Borç tavanının atmaması halinde ABD Hazinesinin yeni borçlanma yapamayacağı için harcamaları gerçekleştirememe sıkıntısıyla karşılaşması söz konusu olacak. Bu durumda borçların geri ödenmesi de sıkıntıya girecek. Borç tavanının artırılamaması halinde ABD, mali yükümlülüklerini yerine getiremez hale geleceği için temerrüde düşecek (default.)
Borç tavanı krizinin uzamasından ABD’den sonra en fazla etkilenecek ülke Çin. Çünkü Çin, ABD tahvillerinin % 8’ini elinde bulunduruyor.
Kalıcı çözüm arayışları
ABD Anayasası’nın değiştirilmesi kolay olmadığı için borç tavanı sorununu çözmek için başka öneriler gündeme gelmektedir. Bunlardan üzerinde en çok durulanı üzerinde 1 trilyon dolar yazan bir platin madeni para bastırıp bunu Hazine kasasına koyarak karşılığında borçlanma yapabilme önerisidir. Madeni parayı Hazine’ye bağlı Darphane bastığı için bu işlemde Fed’in devreye girmesine gerek kalmamaktadır. Bu öneri yasanın arkasına dolanmak anlamına geleceği için benimsenmemiştir.
Borç tavanının bütçe yasasıyla belirlenmesi benimsenirse ortada sorun kalmayacaktır. Her yıl bütçe yasası Kongre’nin onayından geçtiğine göre borçlanma limitini de bütçe yasasıyla belirlemek en akılcı çözüm olarak karşımıza çıkıyor.
Türkiye’ye etkisi
Borç tavanı krizi ilk ağızda ABD ekonomisine olan güveni sarstığı için Dolar değer kaybediyor. Doların değer kaybı öteki rezerv para birimi olan Euronun değer kazanmasına yol açıyor. Draghi’nin açıklamaları sonrası zaten değer kazanmaya başlamış olan Euro iyice değerleniyor. Bu gelişme ABD’de cari açığın düşmesine yol açarken AB’de cari açığı artırıcı etki yaratıyor ve sanki AB’nin lehine gibi görünen durumun aslında AB’nin aleyhine olmasına yol açıyor.

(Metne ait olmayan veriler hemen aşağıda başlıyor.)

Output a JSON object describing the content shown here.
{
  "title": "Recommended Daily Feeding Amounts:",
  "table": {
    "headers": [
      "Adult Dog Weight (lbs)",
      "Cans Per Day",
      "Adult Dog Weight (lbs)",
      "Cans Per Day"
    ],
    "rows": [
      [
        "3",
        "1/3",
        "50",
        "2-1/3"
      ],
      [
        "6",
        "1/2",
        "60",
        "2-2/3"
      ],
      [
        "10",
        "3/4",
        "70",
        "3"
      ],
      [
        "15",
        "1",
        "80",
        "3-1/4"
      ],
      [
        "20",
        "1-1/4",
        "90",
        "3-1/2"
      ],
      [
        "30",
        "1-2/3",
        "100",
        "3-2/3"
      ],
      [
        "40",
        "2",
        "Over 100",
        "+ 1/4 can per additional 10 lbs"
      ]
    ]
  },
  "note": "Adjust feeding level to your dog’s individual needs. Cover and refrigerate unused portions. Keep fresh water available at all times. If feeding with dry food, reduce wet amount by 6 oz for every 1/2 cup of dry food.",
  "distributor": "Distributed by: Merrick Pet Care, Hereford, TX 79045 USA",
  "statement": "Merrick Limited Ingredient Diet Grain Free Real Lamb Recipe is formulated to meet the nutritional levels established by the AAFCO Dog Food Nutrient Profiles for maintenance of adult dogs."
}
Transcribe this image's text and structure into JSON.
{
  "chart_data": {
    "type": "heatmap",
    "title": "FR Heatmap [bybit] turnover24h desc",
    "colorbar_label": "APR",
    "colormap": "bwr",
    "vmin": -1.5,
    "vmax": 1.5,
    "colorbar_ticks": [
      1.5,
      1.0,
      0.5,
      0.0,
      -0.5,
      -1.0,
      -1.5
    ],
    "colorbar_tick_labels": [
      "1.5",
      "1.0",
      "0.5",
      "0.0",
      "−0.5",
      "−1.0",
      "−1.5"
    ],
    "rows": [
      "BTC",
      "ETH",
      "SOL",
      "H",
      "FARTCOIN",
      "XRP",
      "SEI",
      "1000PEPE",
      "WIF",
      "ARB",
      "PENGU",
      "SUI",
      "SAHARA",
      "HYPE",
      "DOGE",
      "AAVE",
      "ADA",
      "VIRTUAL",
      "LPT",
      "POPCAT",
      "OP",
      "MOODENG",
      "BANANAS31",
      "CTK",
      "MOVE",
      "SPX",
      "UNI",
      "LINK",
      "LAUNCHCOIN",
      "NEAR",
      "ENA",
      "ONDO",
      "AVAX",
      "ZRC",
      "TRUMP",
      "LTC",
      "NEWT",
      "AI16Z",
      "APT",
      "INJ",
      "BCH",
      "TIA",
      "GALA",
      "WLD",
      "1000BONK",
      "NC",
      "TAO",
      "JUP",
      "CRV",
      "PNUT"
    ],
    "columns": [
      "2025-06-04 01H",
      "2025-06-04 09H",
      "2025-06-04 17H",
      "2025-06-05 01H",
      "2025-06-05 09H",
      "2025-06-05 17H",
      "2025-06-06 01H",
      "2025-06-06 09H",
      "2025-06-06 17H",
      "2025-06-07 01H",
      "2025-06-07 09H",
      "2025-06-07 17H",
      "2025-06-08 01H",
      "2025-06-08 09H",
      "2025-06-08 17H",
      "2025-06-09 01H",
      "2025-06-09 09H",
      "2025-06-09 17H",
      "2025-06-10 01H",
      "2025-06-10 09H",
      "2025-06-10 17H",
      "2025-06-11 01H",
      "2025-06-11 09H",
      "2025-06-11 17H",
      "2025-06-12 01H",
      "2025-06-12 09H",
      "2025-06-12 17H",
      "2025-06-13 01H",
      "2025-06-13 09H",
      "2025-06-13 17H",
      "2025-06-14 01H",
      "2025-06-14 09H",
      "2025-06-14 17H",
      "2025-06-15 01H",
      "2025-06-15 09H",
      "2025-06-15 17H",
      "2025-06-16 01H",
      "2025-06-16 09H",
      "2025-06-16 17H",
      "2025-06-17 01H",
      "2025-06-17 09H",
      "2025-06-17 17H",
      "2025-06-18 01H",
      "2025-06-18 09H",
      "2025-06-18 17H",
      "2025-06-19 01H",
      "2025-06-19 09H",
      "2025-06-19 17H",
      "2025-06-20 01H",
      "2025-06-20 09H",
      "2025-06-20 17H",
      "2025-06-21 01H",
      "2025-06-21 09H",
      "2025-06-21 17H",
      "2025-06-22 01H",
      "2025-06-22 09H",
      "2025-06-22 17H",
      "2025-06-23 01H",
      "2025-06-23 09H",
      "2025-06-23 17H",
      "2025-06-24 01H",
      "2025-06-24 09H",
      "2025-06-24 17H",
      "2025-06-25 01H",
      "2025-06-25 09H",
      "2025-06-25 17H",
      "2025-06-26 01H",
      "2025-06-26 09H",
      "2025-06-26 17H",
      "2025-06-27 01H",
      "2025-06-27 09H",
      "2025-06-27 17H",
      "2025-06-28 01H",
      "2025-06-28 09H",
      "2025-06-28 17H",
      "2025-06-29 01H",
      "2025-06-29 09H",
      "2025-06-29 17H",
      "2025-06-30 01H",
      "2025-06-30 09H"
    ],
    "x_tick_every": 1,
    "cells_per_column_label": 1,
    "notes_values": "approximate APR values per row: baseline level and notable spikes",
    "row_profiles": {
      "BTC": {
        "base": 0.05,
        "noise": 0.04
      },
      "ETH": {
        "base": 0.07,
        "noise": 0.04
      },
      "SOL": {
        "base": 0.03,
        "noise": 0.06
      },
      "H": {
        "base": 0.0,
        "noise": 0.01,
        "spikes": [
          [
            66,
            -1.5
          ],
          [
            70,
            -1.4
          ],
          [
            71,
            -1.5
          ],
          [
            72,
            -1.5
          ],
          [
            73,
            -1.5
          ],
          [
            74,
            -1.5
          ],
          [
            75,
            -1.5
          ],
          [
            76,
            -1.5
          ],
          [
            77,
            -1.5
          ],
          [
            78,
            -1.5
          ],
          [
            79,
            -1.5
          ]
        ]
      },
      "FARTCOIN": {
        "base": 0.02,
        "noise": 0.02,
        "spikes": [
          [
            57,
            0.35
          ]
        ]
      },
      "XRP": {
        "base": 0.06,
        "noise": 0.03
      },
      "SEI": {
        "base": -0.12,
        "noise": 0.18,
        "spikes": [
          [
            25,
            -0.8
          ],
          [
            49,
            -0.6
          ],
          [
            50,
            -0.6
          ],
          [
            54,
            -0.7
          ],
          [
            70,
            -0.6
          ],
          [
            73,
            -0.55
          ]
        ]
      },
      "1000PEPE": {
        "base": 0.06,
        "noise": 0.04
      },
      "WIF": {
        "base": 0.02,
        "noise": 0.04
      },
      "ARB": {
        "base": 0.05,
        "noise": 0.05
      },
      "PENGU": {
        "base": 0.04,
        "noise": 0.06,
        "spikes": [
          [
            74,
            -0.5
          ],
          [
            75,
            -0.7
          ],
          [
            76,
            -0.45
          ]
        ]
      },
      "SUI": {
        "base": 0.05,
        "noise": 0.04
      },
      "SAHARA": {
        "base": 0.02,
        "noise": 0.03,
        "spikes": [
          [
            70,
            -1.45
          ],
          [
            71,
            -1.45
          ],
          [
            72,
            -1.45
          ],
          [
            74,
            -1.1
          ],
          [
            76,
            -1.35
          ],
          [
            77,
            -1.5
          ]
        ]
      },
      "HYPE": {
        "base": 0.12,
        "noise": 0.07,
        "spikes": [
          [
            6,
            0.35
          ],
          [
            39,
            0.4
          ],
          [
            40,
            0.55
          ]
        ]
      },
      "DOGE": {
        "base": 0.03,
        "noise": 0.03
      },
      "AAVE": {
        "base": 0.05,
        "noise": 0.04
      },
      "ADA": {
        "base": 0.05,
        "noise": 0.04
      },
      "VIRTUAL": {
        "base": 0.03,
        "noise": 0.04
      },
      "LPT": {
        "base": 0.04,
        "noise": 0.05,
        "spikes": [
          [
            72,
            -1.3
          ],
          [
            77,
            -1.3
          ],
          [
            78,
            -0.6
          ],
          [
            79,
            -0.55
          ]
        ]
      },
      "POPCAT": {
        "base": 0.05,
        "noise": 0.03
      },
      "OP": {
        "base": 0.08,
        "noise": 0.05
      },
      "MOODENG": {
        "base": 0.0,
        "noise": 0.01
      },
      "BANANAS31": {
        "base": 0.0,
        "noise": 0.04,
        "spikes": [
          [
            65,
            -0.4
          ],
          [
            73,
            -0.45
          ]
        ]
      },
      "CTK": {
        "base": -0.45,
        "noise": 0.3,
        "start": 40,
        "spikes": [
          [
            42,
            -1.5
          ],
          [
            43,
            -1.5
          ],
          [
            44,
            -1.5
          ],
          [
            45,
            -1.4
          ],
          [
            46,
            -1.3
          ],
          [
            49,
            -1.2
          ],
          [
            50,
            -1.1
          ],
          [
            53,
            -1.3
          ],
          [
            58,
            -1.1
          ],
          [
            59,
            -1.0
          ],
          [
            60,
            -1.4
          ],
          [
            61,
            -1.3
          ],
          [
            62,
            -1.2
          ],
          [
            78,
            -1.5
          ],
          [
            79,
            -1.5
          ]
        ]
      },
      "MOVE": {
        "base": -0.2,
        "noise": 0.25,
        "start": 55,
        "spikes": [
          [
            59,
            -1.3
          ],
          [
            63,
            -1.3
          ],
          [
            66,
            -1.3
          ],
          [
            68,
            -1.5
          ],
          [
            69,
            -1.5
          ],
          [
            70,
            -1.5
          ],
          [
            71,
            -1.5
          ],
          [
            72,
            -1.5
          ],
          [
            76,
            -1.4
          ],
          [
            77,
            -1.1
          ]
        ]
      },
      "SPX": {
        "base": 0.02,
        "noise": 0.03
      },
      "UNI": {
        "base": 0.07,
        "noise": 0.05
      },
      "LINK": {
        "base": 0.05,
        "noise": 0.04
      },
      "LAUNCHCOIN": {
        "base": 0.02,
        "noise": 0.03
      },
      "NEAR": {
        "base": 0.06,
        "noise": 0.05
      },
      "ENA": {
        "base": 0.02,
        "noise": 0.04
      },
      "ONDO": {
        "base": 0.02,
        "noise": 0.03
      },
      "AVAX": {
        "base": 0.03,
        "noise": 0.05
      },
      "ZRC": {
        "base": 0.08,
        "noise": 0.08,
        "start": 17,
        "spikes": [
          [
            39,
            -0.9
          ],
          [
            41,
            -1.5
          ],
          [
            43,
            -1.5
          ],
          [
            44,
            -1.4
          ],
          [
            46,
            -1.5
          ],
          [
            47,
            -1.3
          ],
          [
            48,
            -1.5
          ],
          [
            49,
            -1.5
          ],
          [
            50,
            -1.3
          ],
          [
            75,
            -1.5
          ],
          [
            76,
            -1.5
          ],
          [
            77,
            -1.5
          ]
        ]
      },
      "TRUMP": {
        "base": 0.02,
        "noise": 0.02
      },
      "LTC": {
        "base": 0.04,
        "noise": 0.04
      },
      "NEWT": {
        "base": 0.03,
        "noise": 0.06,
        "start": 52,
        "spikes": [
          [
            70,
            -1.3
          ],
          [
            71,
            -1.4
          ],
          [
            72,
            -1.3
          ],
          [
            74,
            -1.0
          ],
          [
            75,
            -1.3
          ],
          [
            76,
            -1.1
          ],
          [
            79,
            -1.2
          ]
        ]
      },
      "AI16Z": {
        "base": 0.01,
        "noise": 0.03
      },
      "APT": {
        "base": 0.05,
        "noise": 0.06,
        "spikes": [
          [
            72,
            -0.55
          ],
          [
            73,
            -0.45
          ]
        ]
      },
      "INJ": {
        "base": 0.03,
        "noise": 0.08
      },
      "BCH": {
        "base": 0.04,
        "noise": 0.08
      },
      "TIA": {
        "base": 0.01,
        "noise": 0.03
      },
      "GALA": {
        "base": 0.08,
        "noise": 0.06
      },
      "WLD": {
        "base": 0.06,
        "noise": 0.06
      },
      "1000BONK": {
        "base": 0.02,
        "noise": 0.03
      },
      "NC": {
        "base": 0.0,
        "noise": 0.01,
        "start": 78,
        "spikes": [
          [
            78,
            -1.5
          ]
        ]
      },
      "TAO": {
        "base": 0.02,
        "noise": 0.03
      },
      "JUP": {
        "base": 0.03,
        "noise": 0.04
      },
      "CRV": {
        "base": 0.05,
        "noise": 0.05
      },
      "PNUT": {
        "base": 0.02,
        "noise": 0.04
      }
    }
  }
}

Bu gelişmenin Türkiye’ye etkisi şimdilik olumlu görünüyor. Türkiye’nin ihracatının yüzde 40’ı AB ülkelerine yapılıyor. Yani ihraç ettiğimiz malların yüzde 40’ının karşılığını Euro olarak alıyoruz. Dolayısıyla Euro prim yaptıkça ihracatçı daha çok TL kazanmış oluyor. Öte yandan Türkiye’nin ithalatı ve borçları ağırlıklı olarak dolar cinsinden. Dolar değer kaybettikçe Türklerin ithalat maliyeti ve borç yükü TL cinsinden azalıyor. Dolayısıyla Euro değer kazanıp da dolar değer kaybettikçe Türkler kazançlı çıkıyor.
Buna karşılık ABD’nin borç tavanı krizini çözemeyip temerrüt haline düşmesi, yeni bir küresel krize yol açacağı için kısa vadedeki ülke kazançlarının kaybına yol açabilecek kadar önemli bir olay.